I used to study politics, and I found that politics does not answer a lot of questions of modern life. I happened to find these answers in religion and I wanted to convey them onto other people. Once I understood that the means of expression of these answers can be art. So some thirty years ago I started to organize exhibitions so that to develop such a viewpoint that would enable art to answer the questions that come with modern politics, philosophy, and, of course, religion. Since then, I feel at home in many Academies of Fine Arts throughout the whole world, be it Berlin, New York, or London.

From the late 19th century, it was the arts that answered many of the existential questions, and, at the same time, contributed to the progress, not just the progress of philosophy, but also of society and technology. But in the second half of the 20th century, the Church distanced itself from the Art. This was connected with the understanding of art as the servant of the Church. This is how Church has arrived to the present state where it preserved only the samples of dead art, while everything modern and alive practically separated from God.

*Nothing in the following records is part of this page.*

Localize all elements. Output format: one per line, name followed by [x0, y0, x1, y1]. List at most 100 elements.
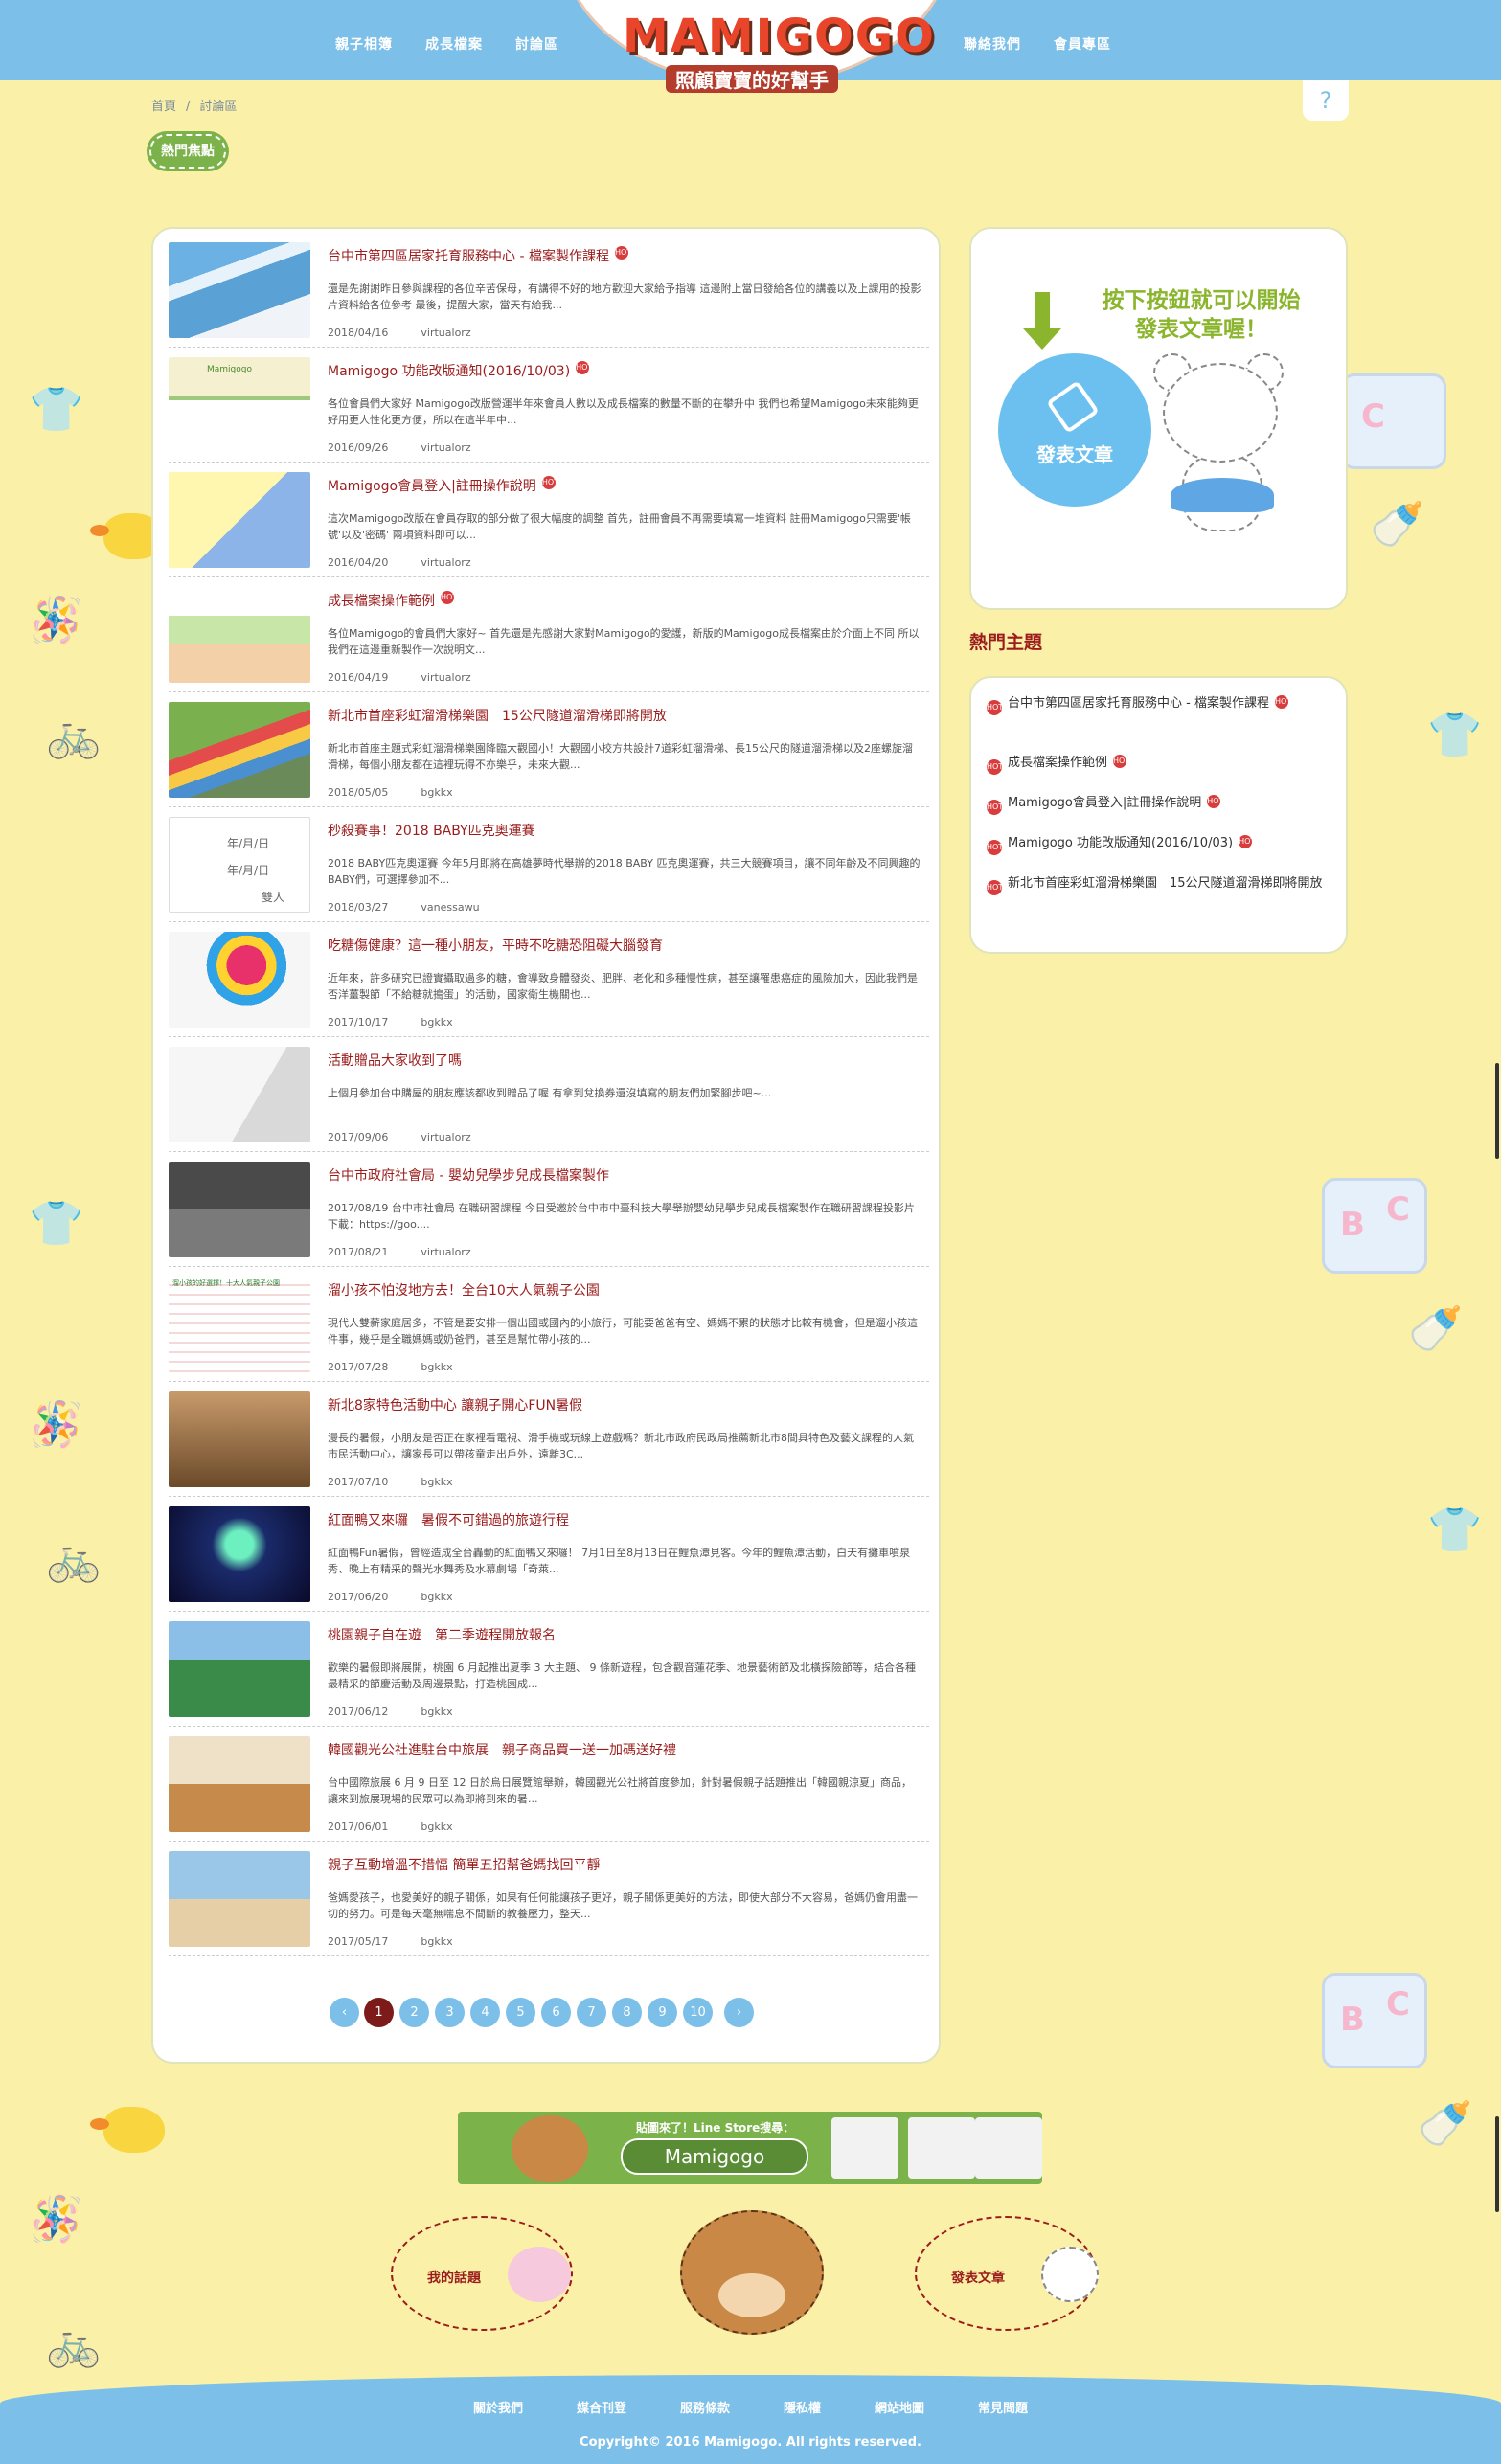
thumb-text: 溜小孩的好選擇！十大人氣親子公園 — [172, 1279, 280, 1287]
nav-item-album[interactable]: 親子相簿 — [335, 37, 393, 53]
post-title[interactable]: 吃糖傷健康？這一種小朋友，平時不吃糖恐阻礙大腦發育 — [328, 936, 921, 955]
post-author[interactable]: bgkkx — [421, 1820, 452, 1833]
post-title[interactable]: 新北8家特色活動中心 讓親子開心FUN暑假 — [328, 1395, 921, 1414]
post-author[interactable]: vanessawu — [421, 901, 479, 914]
hot-topic-item[interactable]: HOT 新北市首座彩虹溜滑梯樂園 15公尺隧道溜滑梯即將開放 — [987, 875, 1331, 895]
post-author[interactable]: bgkkx — [421, 1016, 452, 1029]
hot-topic-item[interactable]: HOT Mamigogo 功能改版通知(2016/10/03) HOT — [987, 835, 1331, 855]
post-date: 2018/04/16 — [328, 327, 389, 339]
post-title[interactable]: Mamigogo 功能改版通知(2016/10/03) HOT — [328, 361, 921, 380]
onesie-decoration: 👕 — [29, 1197, 84, 1249]
footer-link-about[interactable]: 關於我們 — [473, 2402, 523, 2416]
pagination-page-1[interactable]: 1 — [364, 1998, 394, 2027]
footer-link-faq[interactable]: 常見問題 — [978, 2402, 1028, 2416]
post-thumbnail[interactable]: 溜小孩的好選擇！十大人氣親子公園 — [169, 1277, 310, 1372]
nav-item-member[interactable]: 會員專區 — [1054, 37, 1111, 53]
post-title[interactable]: 紅面鴨又來囉 暑假不可錯過的旅遊行程 — [328, 1510, 921, 1529]
pagination-page-2[interactable]: 2 — [399, 1998, 429, 2027]
post-thumbnail[interactable] — [169, 702, 310, 798]
footer-link-sitemap[interactable]: 網站地圖 — [875, 2402, 924, 2416]
post-title-text: 韓國觀光公社進駐台中旅展 親子商品買一送一加碼送好禮 — [328, 1743, 676, 1758]
post-thumbnail[interactable] — [169, 1736, 310, 1832]
post-thumbnail[interactable] — [169, 1391, 310, 1487]
hot-topic-item[interactable]: HOT 成長檔案操作範例 HOT — [987, 755, 1331, 775]
post-title[interactable]: 新北市首座彩虹溜滑梯樂園 15公尺隧道溜滑梯即將開放 — [328, 706, 921, 725]
post-author[interactable]: bgkkx — [421, 1361, 452, 1373]
post-title[interactable]: 韓國觀光公社進駐台中旅展 親子商品買一送一加碼送好禮 — [328, 1740, 921, 1759]
nav-item-forum[interactable]: 討論區 — [515, 37, 558, 53]
help-button[interactable]: ? — [1303, 80, 1349, 121]
post-title[interactable]: 桃園親子自在遊 第二季遊程開放報名 — [328, 1625, 921, 1644]
post-title[interactable]: 活動贈品大家收到了嗎 — [328, 1051, 921, 1070]
post-date: 2018/05/05 — [328, 786, 389, 799]
post-article-bubble[interactable]: 發表文章 — [915, 2216, 1099, 2331]
post-thumbnail[interactable] — [169, 1162, 310, 1257]
post-title[interactable]: 溜小孩不怕沒地方去！全台10大人氣親子公園 — [328, 1280, 921, 1300]
pagination-page-7[interactable]: 7 — [577, 1998, 606, 2027]
line-sticker-banner[interactable]: 貼圖來了！Line Store搜尋： Mamigogo — [458, 2112, 1042, 2184]
nav-item-contact[interactable]: 聯絡我們 — [964, 37, 1021, 53]
post-title[interactable]: 台中市第四區居家托育服務中心 - 檔案製作課程 HOT — [328, 246, 921, 265]
hot-topic-item[interactable]: HOT 台中市第四區居家托育服務中心 - 檔案製作課程 HOT — [987, 695, 1331, 715]
post-author[interactable]: virtualorz — [421, 1131, 470, 1143]
post-title-text: 紅面鴨又來囉 暑假不可錯過的旅遊行程 — [328, 1513, 569, 1528]
pagination-page-4[interactable]: 4 — [470, 1998, 500, 2027]
post-thumbnail[interactable] — [169, 587, 310, 683]
post-title-text: 成長檔案操作範例 — [328, 594, 435, 609]
post-thumbnail[interactable] — [169, 1506, 310, 1602]
post-author[interactable]: virtualorz — [421, 327, 470, 339]
post-title[interactable]: 秒殺賽事！2018 BABY匹克奧運賽 — [328, 821, 921, 840]
site-logo[interactable]: MAMIGOGO 照顧寶寶的好幫手 — [623, 10, 934, 93]
post-author[interactable]: bgkkx — [421, 1591, 452, 1603]
pagination-page-5[interactable]: 5 — [506, 1998, 535, 2027]
arrow-down-icon — [1023, 292, 1061, 350]
nav-item-growth[interactable]: 成長檔案 — [425, 37, 483, 53]
post-article-bubble-label: 發表文章 — [951, 2271, 1005, 2286]
post-author[interactable]: bgkkx — [421, 1935, 452, 1948]
post-author[interactable]: bgkkx — [421, 1706, 452, 1718]
scrollbar-thumb[interactable] — [1495, 1063, 1499, 1159]
hot-focus-tab[interactable]: 熱門焦點 — [149, 134, 226, 169]
post-title[interactable]: 成長檔案操作範例 HOT — [328, 591, 921, 610]
footer-link-advertise[interactable]: 媒合刊登 — [577, 2402, 626, 2416]
footer-link-terms[interactable]: 服務條款 — [680, 2402, 730, 2416]
pagination-page-9[interactable]: 9 — [648, 1998, 677, 2027]
rattle-decoration: 🪅 — [29, 2193, 84, 2245]
post-meta: 2017/09/06 virtualorz — [328, 1131, 471, 1143]
post-title[interactable]: 台中市政府社會局 - 嬰幼兒學步兒成長檔案製作 — [328, 1165, 921, 1185]
post-title-text: Mamigogo 功能改版通知(2016/10/03) — [328, 364, 571, 379]
post-author[interactable]: virtualorz — [421, 556, 470, 569]
pagination-page-3[interactable]: 3 — [435, 1998, 465, 2027]
pagination-page-8[interactable]: 8 — [612, 1998, 642, 2027]
post-title[interactable]: Mamigogo會員登入|註冊操作說明 HOT — [328, 476, 921, 495]
post-thumbnail[interactable] — [169, 1047, 310, 1142]
post-thumbnail[interactable] — [169, 472, 310, 568]
post-title[interactable]: 親子互動增溫不措愊 簡單五招幫爸媽找回平靜 — [328, 1855, 921, 1874]
my-topics-bubble[interactable]: 我的話題 — [391, 2216, 573, 2331]
post-thumbnail[interactable]: Mamigogo — [169, 357, 310, 453]
post-title-text: Mamigogo會員登入|註冊操作說明 — [328, 479, 536, 494]
footer-link-privacy[interactable]: 隱私權 — [784, 2402, 821, 2416]
pagination-page-10[interactable]: 10 — [683, 1998, 713, 2027]
post-author[interactable]: bgkkx — [421, 1476, 452, 1488]
post-excerpt: 台中國際旅展 6 月 9 日至 12 日於烏日展覽館舉辦，韓國觀光公社將首度參加… — [328, 1776, 912, 1805]
hot-topic-item[interactable]: HOT Mamigogo會員登入|註冊操作說明 HOT — [987, 795, 1331, 815]
post-author[interactable]: virtualorz — [421, 1246, 470, 1258]
pagination-prev-button[interactable]: ‹ — [330, 1998, 359, 2027]
post-article-button[interactable]: 發表文章 — [998, 353, 1151, 507]
post-thumbnail[interactable] — [169, 242, 310, 338]
breadcrumb-home[interactable]: 首頁 — [151, 100, 176, 114]
post-author[interactable]: virtualorz — [421, 441, 470, 454]
post-thumbnail[interactable] — [169, 932, 310, 1028]
post-author[interactable]: virtualorz — [421, 671, 470, 684]
post-thumbnail[interactable] — [169, 1621, 310, 1717]
post-thumbnail[interactable]: 年/月/日 年/月/日 雙人 — [169, 817, 310, 913]
pagination-next-button[interactable]: › — [724, 1998, 754, 2027]
scrollbar-thumb[interactable] — [1495, 2116, 1499, 2212]
breadcrumb-current[interactable]: 討論區 — [199, 100, 237, 114]
copyright: Copyright© 2016 Mamigogo. All rights res… — [580, 2435, 921, 2450]
post-thumbnail[interactable] — [169, 1851, 310, 1947]
pagination-page-6[interactable]: 6 — [541, 1998, 571, 2027]
post-excerpt: 2018 BABY匹克奧運賽 今年5月即將在高雄夢時代舉辦的2018 BABY … — [328, 857, 921, 886]
post-author[interactable]: bgkkx — [421, 786, 452, 799]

I am more of an intermediary than a gallerist. I am very far from art as business. My goal is to create such a space where artists, regardless of their relation with religion, can have equal chances to show their works. In this sense, I carry out the duty of organizer of exhibitions in a sacral space. This is how I search for the new ways of art promotion, and the new ways of religious connection.

A person cannot say “I believe” without the Bible. But he should confess to himself, “I have doubts!” It is through doubts that understanding and faith come, that freedom of views and recognition of the views of the others come. Modern religion should learn to understand its own doubts. These permanent doubts are resolved in the dialogue with the Art.

The influence of the modern mass media environment leads to mass deception and the victory of stereotypical thinking. On the contrary, the Church and the Art in the variety of their forms of cooperation, provide a human being with the individual way of understanding the Universe. This opinion is not universally shared, and this is why churches are overfilled with stupid illustrative old art.

Art is always communication: With the art object, with yourself when you contemplate it and when you contact other people. All of these may give a start to further development of new artworks.

Once we were preparing an exhibition of a graphic artist and there was a picture of a masturbating woman. So what? Let the one who does not know anything about masturbation throw the stone at me. However, to exhibit this in a church is different. I had to say to myself, “I am not going to be a censor. This is the Art.” And after two days, the artist himself decided to remove this picture from the display.

Another artist offered a picture showing the crucifixion of a naked man. And I decided to place it in the confessional. To my surprise, he liked this decision a lot. Later I learned that he just wanted to test me, to see whether my faith includes art censorship. You see, between Art and Religion, there stands Freedom. And, this is the freedom of choice.

James Lee Byars requested for his project that I move the altar out of the church. This was too radical. But theologically, he was correct when he answered: “You do not need an altar, you are the altar yourself.”

The duty of the priest is to not let the destructive ideas into the mind of the believer. If we love our neighbor, we also love the alternatively thinking neighbor. The true art is holy and extraconfessional. I have developed very warm and friendly relationships with the artists of other faiths. This is where the religious unites with the humanitarian, and many artists for me are not parish but friends whose company gives me a great joy. And, both ways of perception, through religion and through art, are infinite.